Dit protocol bevat instructies voor het implementeren van multiphoton-lithografie om driedimensionale arrays van fluorescerende fiducial markers te fabriceren die zijn ingebed in op poly (ethyleenglycol) gebaseerde hydrogels voor gebruik als referentie vrij, tractiekracht microscopie platforms. Door deze instructies te gebruiken, wordt het meten van de 3D-materiaal stam en de berekening van cellulaire tracties vereenvoudigd om de tractiekracht van hoge doorvoer te bevorderen.

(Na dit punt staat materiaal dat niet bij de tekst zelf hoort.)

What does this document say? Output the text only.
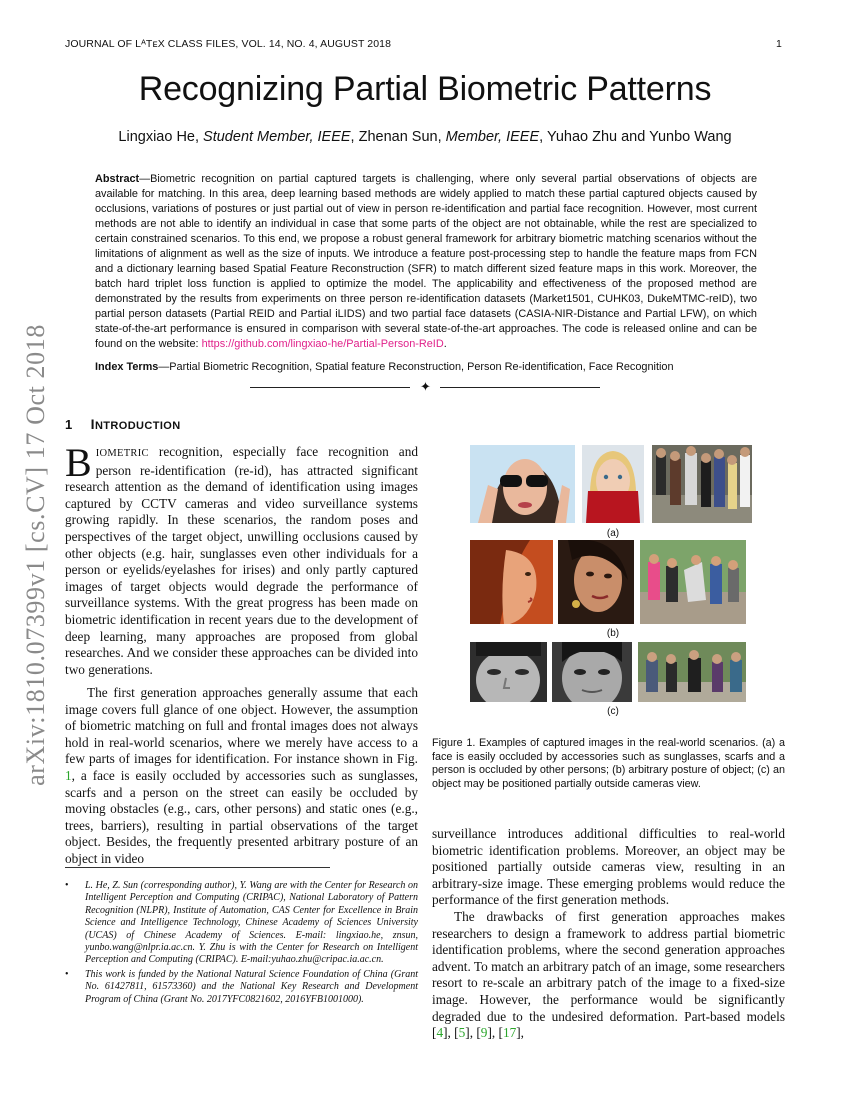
JOURNAL OF LᴬTᴇX CLASS FILES, VOL. 14, NO. 4, AUGUST 2018	1
arXiv:1810.07399v1 [cs.CV] 17 Oct 2018
Recognizing Partial Biometric Patterns
Lingxiao He, Student Member, IEEE, Zhenan Sun, Member, IEEE, Yuhao Zhu and Yunbo Wang

Abstract—Biometric recognition on partial captured targets is challenging, where only several partial observations of objects are available for matching. In this area, deep learning based methods are widely applied to match these partial captured objects caused by occlusions, variations of postures or just partial out of view in person re-identification and partial face recognition. However, most current methods are not able to identify an individual in case that some parts of the object are not obtainable, while the rest are specialized to certain constrained scenarios. To this end, we propose a robust general framework for arbitrary biometric matching scenarios without the limitations of alignment as well as the size of inputs. We introduce a feature post-processing step to handle the feature maps from FCN and a dictionary learning based Spatial Feature Reconstruction (SFR) to match different sized feature maps in this work. Moreover, the batch hard triplet loss function is applied to optimize the model. The applicability and effectiveness of the proposed method are demonstrated by the results from experiments on three person re-identification datasets (Market1501, CUHK03, DukeMTMC-reID), two partial person datasets (Partial REID and Partial iLIDS) and two partial face datasets (CASIA-NIR-Distance and Partial LFW), on which state-of-the-art performance is ensured in comparison with several state-of-the-art approaches. The code is released online and can be found on the website: https://github.com/lingxiao-he/Partial-Person-ReID.

Index Terms—Partial Biometric Recognition, Spatial feature Reconstruction, Person Re-identification, Face Recognition
✦
1 INTRODUCTION

BIOMETRIC recognition, especially face recognition and person re-identification (re-id), has attracted significant research attention as the demand of identification using images captured by CCTV cameras and video surveillance systems growing rapidly. In these scenarios, the random poses and perspectives of the target object, unwilling occlusions caused by other objects (e.g. hair, sunglasses even other individuals for a person or eyelids/eyelashes for irises) and only partly captured images of target objects would degrade the performance of surveillance systems. With the great progress has been made on biometric identification in recent years due to the development of deep learning, many approaches are proposed from global researches. And we consider these approaches can be divided into two generations.

The first generation approaches generally assume that each image covers full glance of one object. However, the assumption of biometric matching on full and frontal images does not always hold in real-world scenarios, where we merely have access to a few parts of images for identification. For instance shown in Fig. 1, a face is easily occluded by accessories such as sunglasses, scarfs and a person on the street can easily be occluded by moving obstacles (e.g., cars, other persons) and static ones (e.g., trees, barriers), resulting in partial observations of the target object. Besides, the frequently presented arbitrary posture of an object in video

• L. He, Z. Sun (corresponding author), Y. Wang are with the Center for Research on Intelligent Perception and Computing (CRIPAC), National Laboratory of Pattern Recognition (NLPR), Institute of Automation, CAS Center for Excellence in Brain Science and Intelligence Technology, Chinese Academy of Sciences University (UCAS) of Chinese Academy of Sciences. E-mail: lingxiao.he, znsun, yunbo.wang@nlpr.ia.ac.cn. Y. Zhu is with the Center for Research on Intelligent Perception and Computing (CRIPAC). E-mail:yuhao.zhu@cripac.ia.ac.cn.

• This work is funded by the National Natural Science Foundation of China (Grant No. 61427811, 61573360) and the National Key Research and Development Program of China (Grant No. 2017YFC0821602, 2016YFB1001000).

(a)
(b)
(c)
Figure 1. Examples of captured images in the real-world scenarios. (a) a face is easily occluded by accessories such as sunglasses, scarfs and a person is occluded by other persons; (b) arbitrary posture of object; (c) an object may be positioned partially outside cameras view.

surveillance introduces additional difficulties to real-world biometric identification problems. Moreover, an object may be positioned partially outside cameras view, resulting in an arbitrary-size image. These emerging problems would reduce the performance of the first generation methods.

The drawbacks of first generation approaches makes researchers to design a framework to address partial biometric identification problems, where the second generation approaches advent. To match an arbitrary patch of an image, some researchers resort to re-scale an arbitrary patch of the image to a fixed-size image. However, the performance would be significantly degraded due to the undesired deformation. Part-based models [4], [5], [9], [17],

Kwantificerende cel-geïnduceerde materiaal vervorming biedt nuttige informatie over hoe cellen voelen en reageren op de fysieke eigenschappen van hun micro-omgeving. Hoewel er veel benaderingen bestaan voor het meten van de cel-geïnduceerde materiaal belasting, hier bieden we een methodologie voor het bewaken van stam met sub-micron resolutie in een referentie vrije manier. Met behulp van een geactiveerd fotolithografisch patronen-proces met twee fotonen laten we zien hoe mechanisch en biologisch actieve afstembaar synthetische substraten met ingesloten arrays van fluorescerende fiducial markers kunnen worden gegenereerd om eenvoudig driedimensionaal te meten ( 3D) materiaal vervormings profielen in reactie op oppervlakte tracties. Met behulp van deze substraten kunnen celspanningprofielen worden toegewezen met behulp van een enkele 3D-afbeeldingsstapel van een cel van belang. Ons doel met deze methodologie is om tractiekracht microscopie een toegankelijker en gemakkelijker te implementeren instrument voor onderzoekers die cellulaire mechanotransductie processen bestuderen, vooral nieuwkomers op het gebied te maken.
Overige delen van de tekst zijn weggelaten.